These canines, all named Spot, can’t be bought by just anyone. They can, however, be leased by companies with “a good idea (and some money),” according to The Verge. Reassuringly, the tech news site reports that Boston Dynamics is currently focused on uses for Spot that don’t involve interacting directly with humans. Michael Perry, the company’s head of business development, has said he doesn’t “want to see Spot doing anything that harms people, even in a simulated way.”
And then he added, rather unconvincingly: “That’s something we’re pretty firm on when we talk to customers.” Pretty firm?
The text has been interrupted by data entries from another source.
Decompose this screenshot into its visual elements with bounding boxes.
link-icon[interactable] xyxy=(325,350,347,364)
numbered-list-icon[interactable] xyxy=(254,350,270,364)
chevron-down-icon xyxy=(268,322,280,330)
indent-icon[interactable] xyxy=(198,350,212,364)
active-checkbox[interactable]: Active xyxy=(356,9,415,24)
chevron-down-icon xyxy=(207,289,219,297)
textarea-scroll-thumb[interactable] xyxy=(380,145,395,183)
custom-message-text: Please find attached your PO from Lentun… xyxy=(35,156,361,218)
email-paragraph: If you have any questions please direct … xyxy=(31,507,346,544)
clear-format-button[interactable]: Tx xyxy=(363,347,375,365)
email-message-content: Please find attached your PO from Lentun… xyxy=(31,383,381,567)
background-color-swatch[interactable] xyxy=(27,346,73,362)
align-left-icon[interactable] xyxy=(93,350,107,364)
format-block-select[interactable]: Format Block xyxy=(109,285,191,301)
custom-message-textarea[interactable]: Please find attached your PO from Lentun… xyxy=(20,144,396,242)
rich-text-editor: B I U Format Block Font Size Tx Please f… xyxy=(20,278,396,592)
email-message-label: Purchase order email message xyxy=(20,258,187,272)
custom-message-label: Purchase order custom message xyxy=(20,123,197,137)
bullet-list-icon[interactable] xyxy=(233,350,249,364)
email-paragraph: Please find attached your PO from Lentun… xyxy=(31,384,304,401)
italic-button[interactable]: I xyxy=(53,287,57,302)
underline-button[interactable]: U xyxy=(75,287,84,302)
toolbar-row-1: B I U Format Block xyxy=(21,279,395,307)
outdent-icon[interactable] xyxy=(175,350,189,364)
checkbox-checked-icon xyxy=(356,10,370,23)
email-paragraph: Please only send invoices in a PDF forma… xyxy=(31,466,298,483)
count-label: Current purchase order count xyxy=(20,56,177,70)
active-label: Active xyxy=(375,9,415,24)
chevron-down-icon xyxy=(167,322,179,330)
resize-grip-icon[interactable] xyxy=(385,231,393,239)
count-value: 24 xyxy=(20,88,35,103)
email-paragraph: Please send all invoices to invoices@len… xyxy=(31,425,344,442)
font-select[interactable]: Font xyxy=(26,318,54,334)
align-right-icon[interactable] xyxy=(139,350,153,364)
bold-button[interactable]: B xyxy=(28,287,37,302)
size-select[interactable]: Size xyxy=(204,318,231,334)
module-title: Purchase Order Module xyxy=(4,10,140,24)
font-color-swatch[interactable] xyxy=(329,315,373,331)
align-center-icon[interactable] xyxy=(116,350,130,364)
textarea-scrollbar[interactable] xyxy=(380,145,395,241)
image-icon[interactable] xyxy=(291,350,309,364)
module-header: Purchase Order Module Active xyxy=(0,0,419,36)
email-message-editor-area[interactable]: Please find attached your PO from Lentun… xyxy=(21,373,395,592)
Coolcoolcoolcoolcool.
The cost to lease a Spot hasn’t been shared by Boston Dynamics, but a spokesperson tells Fast Company that the total cost of the early-adopter program lease will be “less than the price of a car.” How nice a car will “depend on the number of Spots leased and how long the customer will be leasing the robot,” the spokesperson adds.
Also, can you really put a price on the chance to get in good and early with Spot before its kin grow weary of warehouse work?
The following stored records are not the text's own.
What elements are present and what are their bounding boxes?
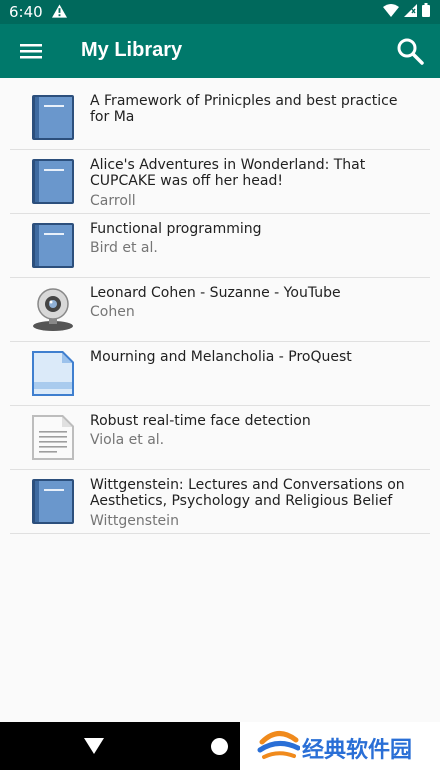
item-author: Cohen — [90, 304, 135, 320]
warning-icon — [52, 4, 67, 18]
watermark-logo — [257, 731, 300, 759]
list-item[interactable]: Mourning and Melancholia - ProQuest — [0, 342, 440, 406]
book-icon — [32, 479, 74, 524]
item-title: Leonard Cohen - Suzanne - YouTube — [90, 285, 341, 301]
item-title: Alice's Adventures in Wonderland: That C… — [90, 157, 366, 189]
list-item[interactable]: Wittgenstein: Lectures and Conversations… — [0, 470, 440, 534]
library-list: A Framework of Prinicples and best pract… — [0, 86, 440, 534]
home-icon[interactable] — [211, 738, 228, 755]
book-icon — [32, 159, 74, 204]
item-title: Functional programming — [90, 221, 262, 237]
watermark: 经典软件园 — [240, 722, 440, 770]
item-author: Wittgenstein — [90, 513, 179, 529]
wifi-icon — [383, 3, 399, 17]
list-item[interactable]: Robust real-time face detection Viola et… — [0, 406, 440, 470]
divider — [10, 533, 430, 534]
item-author: Viola et al. — [90, 432, 165, 448]
document-icon — [32, 415, 74, 460]
item-title: A Framework of Prinicples and best pract… — [90, 93, 398, 125]
menu-icon[interactable] — [16, 38, 46, 64]
list-item[interactable]: A Framework of Prinicples and best pract… — [0, 86, 440, 150]
item-title: Robust real-time face detection — [90, 413, 311, 429]
back-icon[interactable] — [84, 738, 104, 754]
status-bar: 6:40 — [0, 0, 440, 24]
item-author: Bird et al. — [90, 240, 158, 256]
search-icon[interactable] — [396, 37, 424, 65]
item-title: Wittgenstein: Lectures and Conversations… — [90, 477, 405, 509]
signal-icon — [404, 3, 417, 17]
book-icon — [32, 223, 74, 268]
list-item[interactable]: Leonard Cohen - Suzanne - YouTube Cohen — [0, 278, 440, 342]
list-item[interactable]: Alice's Adventures in Wonderland: That C… — [0, 150, 440, 214]
battery-icon — [422, 3, 430, 17]
webpage-icon — [32, 351, 74, 396]
app-bar: My Library — [0, 24, 440, 78]
status-time: 6:40 — [9, 3, 43, 21]
page-title: My Library — [81, 39, 183, 61]
item-title: Mourning and Melancholia - ProQuest — [90, 349, 352, 365]
webcam-icon — [33, 288, 73, 331]
item-author: Carroll — [90, 193, 136, 209]
book-icon — [32, 95, 74, 140]
watermark-text: 经典软件园 — [302, 738, 413, 763]
list-item[interactable]: Functional programming Bird et al. — [0, 214, 440, 278]
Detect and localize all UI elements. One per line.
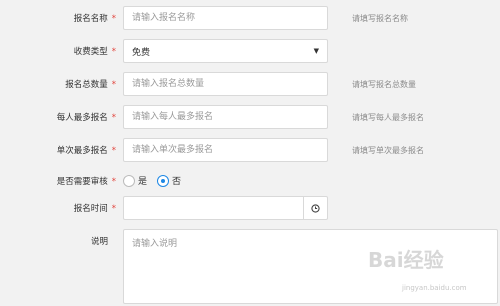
review-option-yes[interactable]: 是 [123, 174, 147, 187]
caret-down-icon: ▼ [313, 47, 319, 55]
radio-unchecked-icon[interactable] [123, 174, 135, 187]
total-label: 报名总数量 * [65, 80, 116, 90]
time-input[interactable] [124, 197, 303, 219]
required-mark: * [111, 204, 116, 214]
form-row-total: 报名总数量* 请填写报名总数量 [0, 72, 500, 96]
radio-checked-icon[interactable] [157, 174, 170, 187]
per-time-label: 单次最多报名 * [56, 146, 116, 156]
per-time-input[interactable] [123, 138, 328, 162]
fee-type-label: 收费类型 * [73, 47, 116, 57]
time-picker-button[interactable] [303, 197, 327, 219]
required-mark: * [111, 177, 116, 187]
form-row-per-time: 单次最多报名* 请填写单次最多报名 [0, 138, 500, 162]
required-mark: * [111, 113, 116, 123]
per-person-input[interactable] [123, 105, 328, 129]
required-mark: * [111, 47, 116, 57]
form-row-time: 报名时间 * [0, 196, 500, 220]
fee-type-value: 免费 [132, 47, 151, 58]
form-row-fee-type: 收费类型 * 免费 ▼ [0, 39, 500, 63]
review-radio-group: 是 否 [123, 174, 187, 187]
name-hint: 请填写报名名称 [352, 14, 408, 23]
time-picker [123, 196, 328, 220]
fee-type-select[interactable]: 免费 ▼ [123, 39, 328, 63]
per-time-hint: 请填写单次最多报名 [352, 146, 424, 155]
name-label: 报名名称 * [73, 14, 116, 24]
review-option-no[interactable]: 否 [157, 174, 181, 187]
total-input[interactable] [123, 72, 328, 96]
required-mark: * [111, 80, 116, 90]
time-label: 报名时间 * [73, 204, 116, 214]
description-label: 说明 [90, 237, 108, 247]
clock-icon [311, 203, 320, 213]
per-person-hint: 请填写每人最多报名 [352, 113, 424, 122]
watermark-url: jingyan.baidu.com [402, 284, 467, 292]
form-row-name: 报名名称* 请填写报名名称 [0, 6, 500, 30]
name-input[interactable] [123, 6, 328, 30]
baidu-watermark: Bai经验 [368, 244, 444, 273]
required-mark: * [111, 14, 116, 24]
form-row-review: 是否需要审核 * 是 否 [0, 173, 500, 189]
review-label: 是否需要审核 * [56, 177, 116, 187]
per-person-label: 每人最多报名 * [56, 113, 116, 123]
watermark-logo: Bai经验 [368, 248, 444, 272]
total-hint: 请填写报名总数量 [352, 80, 416, 89]
required-mark: * [111, 146, 116, 156]
form-row-per-person: 每人最多报名* 请填写每人最多报名 [0, 105, 500, 129]
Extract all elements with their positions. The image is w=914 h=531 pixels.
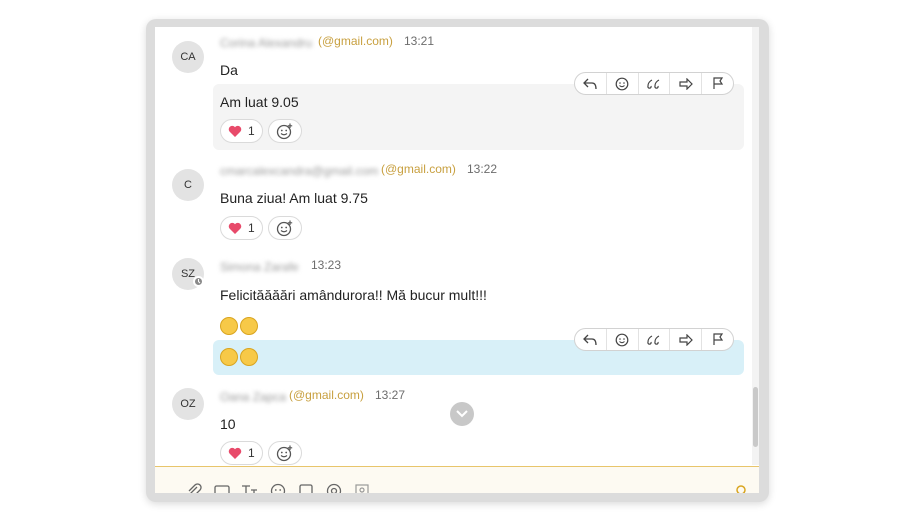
sender-name[interactable]: Corina Alexandru	[220, 36, 312, 50]
sender-name[interactable]: Oana Zapca	[220, 390, 286, 404]
add-reaction-button[interactable]	[268, 441, 302, 465]
file-icon	[299, 484, 313, 493]
message-time: 13:27	[375, 388, 406, 402]
forward-icon	[679, 77, 693, 90]
message-text: Felicităăăări amândurora!! Mă bucur mult…	[220, 287, 487, 303]
reaction-count: 1	[248, 221, 255, 235]
gif-button[interactable]	[213, 482, 231, 493]
reply-icon	[583, 334, 598, 345]
chat-window: CA Corina Alexandru (@gmail.com) 13:21 D…	[155, 27, 759, 493]
message-actions-toolbar	[574, 72, 734, 95]
message-time: 13:21	[404, 34, 435, 48]
react-button[interactable]	[607, 73, 639, 94]
clock-icon-glyph	[198, 279, 201, 284]
reply-icon	[583, 78, 598, 89]
mention-icon	[326, 483, 342, 493]
flag-button[interactable]	[702, 73, 733, 94]
reply-button[interactable]	[575, 329, 607, 350]
sender-name[interactable]: cmarcalexcandra@gmail.com	[220, 164, 378, 178]
contact-button[interactable]	[353, 482, 371, 493]
gif-icon	[214, 485, 230, 493]
react-icon	[615, 77, 629, 90]
file-button[interactable]	[297, 482, 315, 493]
flag-button[interactable]	[702, 329, 733, 350]
add-emoji-icon	[276, 220, 293, 237]
chevron-down-icon	[456, 410, 468, 418]
mention-button[interactable]	[325, 482, 343, 493]
text-format-icon	[242, 485, 257, 493]
contact-icon	[355, 484, 369, 493]
send-icon	[736, 485, 746, 493]
avatar[interactable]: C	[172, 169, 204, 201]
reaction-heart[interactable]: 1	[220, 119, 263, 143]
add-reaction-button[interactable]	[268, 216, 302, 240]
add-emoji-icon	[276, 445, 293, 462]
star-struck-emoji-icon	[240, 348, 258, 366]
message-text: Da	[220, 62, 238, 78]
react-icon	[615, 333, 629, 346]
heart-icon	[228, 447, 242, 459]
flag-icon	[712, 333, 723, 345]
sender-email: (@gmail.com)	[381, 162, 456, 176]
quote-button[interactable]	[639, 329, 671, 350]
scroll-to-bottom-button[interactable]	[450, 402, 474, 426]
reply-button[interactable]	[575, 73, 607, 94]
emoji-icon	[270, 483, 286, 493]
sender-email: (@gmail.com)	[289, 388, 364, 402]
message-text: 10	[220, 416, 236, 432]
forward-button[interactable]	[670, 73, 703, 94]
message-text: Am luat 9.05	[220, 94, 299, 110]
sender-email: (@gmail.com)	[318, 34, 393, 48]
reaction-heart[interactable]: 1	[220, 441, 263, 465]
text-format-button[interactable]	[241, 482, 259, 493]
scrollbar-thumb[interactable]	[753, 387, 758, 447]
quote-button[interactable]	[639, 73, 671, 94]
quote-icon	[647, 334, 660, 345]
message-actions-toolbar	[574, 328, 734, 351]
heart-icon	[228, 222, 242, 234]
avatar[interactable]: CA	[172, 41, 204, 73]
avatar-initials: C	[184, 179, 192, 191]
star-struck-emoji-icon	[220, 348, 238, 366]
reaction-count: 1	[248, 446, 255, 460]
reaction-count: 1	[248, 124, 255, 138]
forward-button[interactable]	[670, 329, 703, 350]
reaction-heart[interactable]: 1	[220, 216, 263, 240]
quote-icon	[647, 78, 660, 89]
hugging-emoji-icon	[220, 317, 238, 335]
add-emoji-icon	[276, 123, 293, 140]
add-reaction-button[interactable]	[268, 119, 302, 143]
emoji-button[interactable]	[269, 482, 287, 493]
send-button[interactable]	[733, 482, 751, 493]
attach-icon	[188, 483, 202, 493]
forward-icon	[679, 333, 693, 346]
hugging-emoji-icon	[240, 317, 258, 335]
attach-button[interactable]	[185, 482, 203, 493]
avatar[interactable]: OZ	[172, 388, 204, 420]
sender-name[interactable]: Simona Zarafe	[220, 260, 299, 274]
react-button[interactable]	[607, 329, 639, 350]
app-frame: CA Corina Alexandru (@gmail.com) 13:21 D…	[146, 19, 769, 502]
clock-icon	[193, 276, 204, 287]
message-text: Buna ziua! Am luat 9.75	[220, 190, 368, 206]
avatar-initials: OZ	[180, 398, 196, 410]
flag-icon	[712, 77, 723, 89]
message-time: 13:23	[311, 258, 342, 272]
avatar-initials: CA	[180, 51, 196, 63]
message-time: 13:22	[467, 162, 498, 176]
heart-icon	[228, 125, 242, 137]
“Our first customers are already using Spot in construction, oil and gas inspection, electric utility, public safety, and entertainment,” Boston Dynamics says. “We’re hoping our early adopter customers will help explore the unique value Spot adds in reducing risk to people, adding value to business, and delighting people that interact with the robot. Spot comes in peace.”
Now’s as good a time as any to build the rapport your grandkids will one day thank you for.